In its statement, signed by Secretary of State Mike Pompeo, the US urged Buhari’s government to “do more to strengthen ongoing efforts to address this violence, hold those responsible accountable,  and protect  civilians.”

Accountability?  Do you mean a single standard for all Nigerians, Mr. Pompeo?

The point is: it took another country’s intervention to compel Buhari’s attention.  But Nigerians had been crying to him for years.

And the North, after its understandable hesitation, has in the past year become his harshest critic.  In February, the Northern Youth Coalition (NYC) was first to demand his resignation.

The coronavirus pandemic then intervened in favor of the Nigeria ruler.

But as he commemorated Democracy Day 10 days ago with a speech which was barely about democracy, a Coalition of Northern Groups lamented that Nigeria was suffering through “the worst set of incompetent leaders.”

Buhari responded with a peculiar regret of his own: that being 2020, the youths ought to thank their stars Nigeria is now operating a “truly democratic government” in which free speech is guaranteed.  That is: had it been 1983, he would have taught them the spelling of pain.

But earlier last week, the Northern Elders Forum similarly expressed alarm about the menace of armed gangs roaming towns and villages at will, killing, looting, and raping.

“It would appear that the administration of President Muhammadu Buhari and governors have lost control over the imperatives of protecting people of the North, a constitutional duty that they swore to uphold,” it said.

That was followed by the Sultan of Sokoto, Muhammed Sa’ad Abubakar III, on behalf of Jama’atu Nasril Islam, blasting the government’s failure to halt the crime wave.

Buhari ignored them all, as he had for five years, only to offer “Operation Accord” to placate the US.

Hopefully, this magical “operation” works, but that is doubtful.  In five years Buhari has not accomplished even one of his electoral promises.  But for the pandemic, he would have been abroad reading meaningless speeches or looking after himself.

These have been years in which he relied on aides to speak for him.  For a man who had talked so much about the wonders he would perform, he can no longer speak for himself.

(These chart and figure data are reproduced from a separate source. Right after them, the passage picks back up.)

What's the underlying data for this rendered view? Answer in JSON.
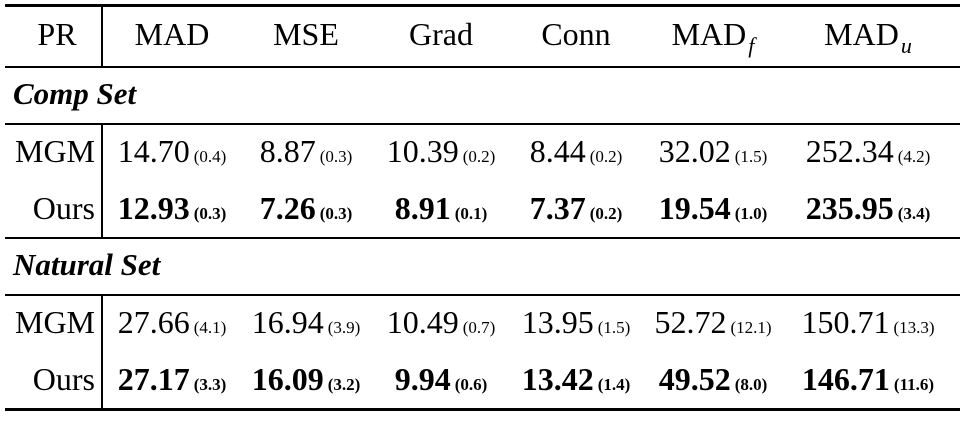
{
  "header": {
    "pr": "PR",
    "cols": [
      "MAD",
      "MSE",
      "Grad",
      "Conn",
      "MAD",
      "MAD"
    ],
    "subscripts": [
      "",
      "",
      "",
      "",
      "f",
      "u"
    ]
  },
  "sections": [
    {
      "title": "Comp Set",
      "rows": [
        {
          "label": "MGM",
          "bold": false,
          "values": [
            [
              "14.70",
              "(0.4)"
            ],
            [
              "8.87",
              "(0.3)"
            ],
            [
              "10.39",
              "(0.2)"
            ],
            [
              "8.44",
              "(0.2)"
            ],
            [
              "32.02",
              "(1.5)"
            ],
            [
              "252.34",
              "(4.2)"
            ]
          ]
        },
        {
          "label": "Ours",
          "bold": true,
          "values": [
            [
              "12.93",
              "(0.3)"
            ],
            [
              "7.26",
              "(0.3)"
            ],
            [
              "8.91",
              "(0.1)"
            ],
            [
              "7.37",
              "(0.2)"
            ],
            [
              "19.54",
              "(1.0)"
            ],
            [
              "235.95",
              "(3.4)"
            ]
          ]
        }
      ]
    },
    {
      "title": "Natural Set",
      "rows": [
        {
          "label": "MGM",
          "bold": false,
          "values": [
            [
              "27.66",
              "(4.1)"
            ],
            [
              "16.94",
              "(3.9)"
            ],
            [
              "10.49",
              "(0.7)"
            ],
            [
              "13.95",
              "(1.5)"
            ],
            [
              "52.72",
              "(12.1)"
            ],
            [
              "150.71",
              "(13.3)"
            ]
          ]
        },
        {
          "label": "Ours",
          "bold": true,
          "values": [
            [
              "27.17",
              "(3.3)"
            ],
            [
              "16.09",
              "(3.2)"
            ],
            [
              "9.94",
              "(0.6)"
            ],
            [
              "13.42",
              "(1.4)"
            ],
            [
              "49.52",
              "(8.0)"
            ],
            [
              "146.71",
              "(11.6)"
            ]
          ]
        }
      ]
    }
  ]
}
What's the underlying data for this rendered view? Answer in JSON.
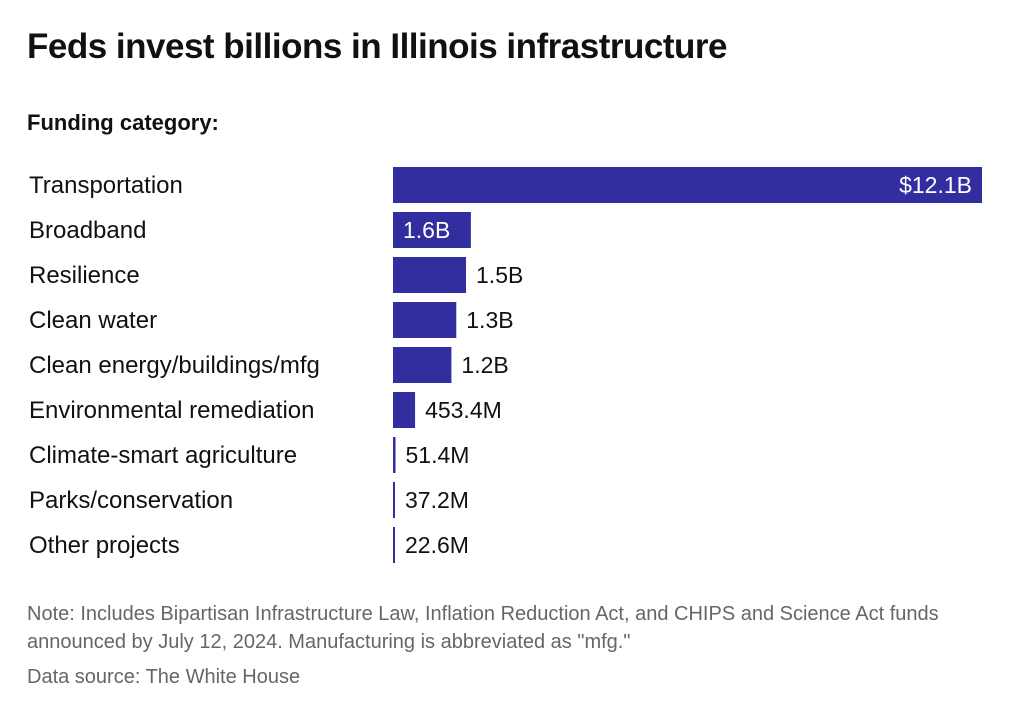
{
  "header": {
    "title": "Feds invest billions in Illinois infrastructure",
    "subtitle": "Funding category:"
  },
  "footer": {
    "note": "Note: Includes Bipartisan Infrastructure Law, Inflation Reduction Act, and CHIPS and Science Act funds announced by July 12, 2024. Manufacturing is abbreviated as \"mfg.\"",
    "source": "Data source: The White House"
  },
  "colors": {
    "bar": "#332ea0",
    "label_inside": "#ffffff",
    "label_outside": "#111111"
  },
  "chart_data": {
    "type": "bar",
    "orientation": "horizontal",
    "title": "Feds invest billions in Illinois infrastructure",
    "subtitle": "Funding category:",
    "xlabel": "",
    "ylabel": "",
    "units": "USD",
    "grid": false,
    "legend": "none",
    "xlim": [
      0,
      12100000000
    ],
    "categories": [
      "Transportation",
      "Broadband",
      "Resilience",
      "Clean water",
      "Clean energy/buildings/mfg",
      "Environmental remediation",
      "Climate-smart agriculture",
      "Parks/conservation",
      "Other projects"
    ],
    "values": [
      12100000000,
      1600000000,
      1500000000,
      1300000000,
      1200000000,
      453400000,
      51400000,
      37200000,
      22600000
    ],
    "data_labels": [
      "$12.1B",
      "1.6B",
      "1.5B",
      "1.3B",
      "1.2B",
      "453.4M",
      "51.4M",
      "37.2M",
      "22.6M"
    ],
    "label_inside": [
      true,
      true,
      false,
      false,
      false,
      false,
      false,
      false,
      false
    ]
  }
}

But this is not difficult to explain: Insecurity has grown worse because of Buhari’s lame leadership, for which he now blames the same ineffective contingent he has nurtured in office, placing their loyalty to him over commitment, competence or service; substituting bombast for achievement.

The truth is that but for the US, Buhari would have continued to maintain his silence.  “Tens of thousands of civilians have lost their lives in Nigeria in recent years to violent attacks  by  terrorist groups  or  criminal gangs, in inter-communal violence, or due to their religious beliefs,” Pompeo wrote.

But that should not have been needed because Nigerians have cried out to Buhari about it for years for years, including in the Northeast, Northwest, Middle Belt, Rivers State, and everywhere in between.

No, Buhari did not start these problems.  But he has made them far worse.

And he is a talker, not a doer.  Which is why he is the problem.

But a problem never solves itself, let alone another problem.  That is why those who understand the time of day must ensure that he resigns NOW.  Not a coup, and not violence.  He must go.

We cannot afford a nation where one insensitive public official can give his children an executive jet for intercontinental errands while the wives and daughters of others are being raped and murdered, and their communities burned to the ground.

This is critical for Nigeria, but it is even more so for the North.

 

[This column welcomes rebuttals from interested government officials].